Alfred était si troublé, qu’il ne vit point sortir Georges. Celui-ci se rendit aussitôt à sa cabane, où, dans un léger berceau en liane dormait un jeune enfant de deux ans, il le prit et disparut. Pour bien comprendre ce qui va suivre, sachez que de l’habitation d’Alfred on n’avait qu’une petite rivière à traverser pour se trouver au milieu de ces forêts épaisses, qui semblent étreindre le nouveau-monde.
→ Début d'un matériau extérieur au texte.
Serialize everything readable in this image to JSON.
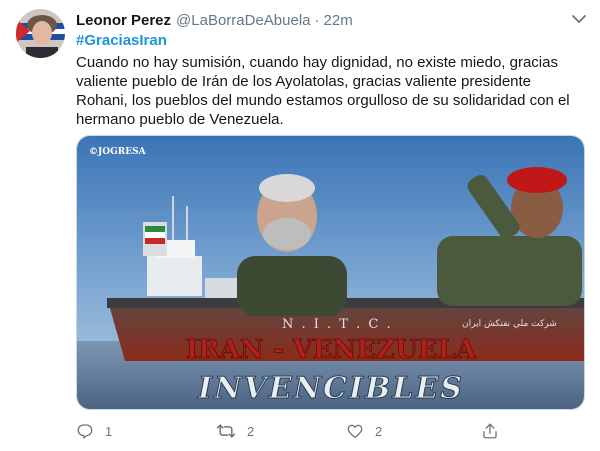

Depuis six bonnes heures Georges marchait sans relâche ; enfin il s’arrêta à quelques pas d’une cabane, bâtie au plus épais de la forêt ; vous comprendrez cette espèce de joie qui brille dans ses yeux quand vous saurez que cette cabane toute petite, tout isolée, qu’elle est, est le camp des nègres marrons, c’est-à-dire des esclaves qui fuient la tyrannie de leurs maîtres. En ce moment toute la cabane était en rumeur, on venait d’entendre la forêt tressaillir, et le chef avait juré que ce bruit n’était causé par aucun animal, or il arma son fusil et sortit… Tout à coup les broussailles se courbent devant lui, et il se trouve face à face avec un étranger.

— Par ma liberté, s’écria-t-il, en ajustant l’inconnu, tu connaissais trop bien notre niche.

— Afrique et liberté, répondit Georges sans s’émouvoir, mais en repoussant de côté le canon du fusil… je suis des vôtres.

— Ton nom.

— Georges, esclave d’Alfred.

Ils se tendirent la main, et s’embrassèrent.

Le lendemain la foule se pressait autour d’une potence, à laquelle était suspendu le corps d’une jeune mulâtresse… Lorsqu’elle fut bien morte, le bourreau descendit son cadavre dans un cercueil en sapin et dix minutes après on jeta corps et cercueil dans une fosse creusée à l’entrée de la forêt.

Ainsi cette femme pour avoir été trop vertueuse est morte du supplice des infâmes ; croyez-vous que ce seul fait ne suffit pas à rendre l’homme le plus doux, méchant et sanguinaire ?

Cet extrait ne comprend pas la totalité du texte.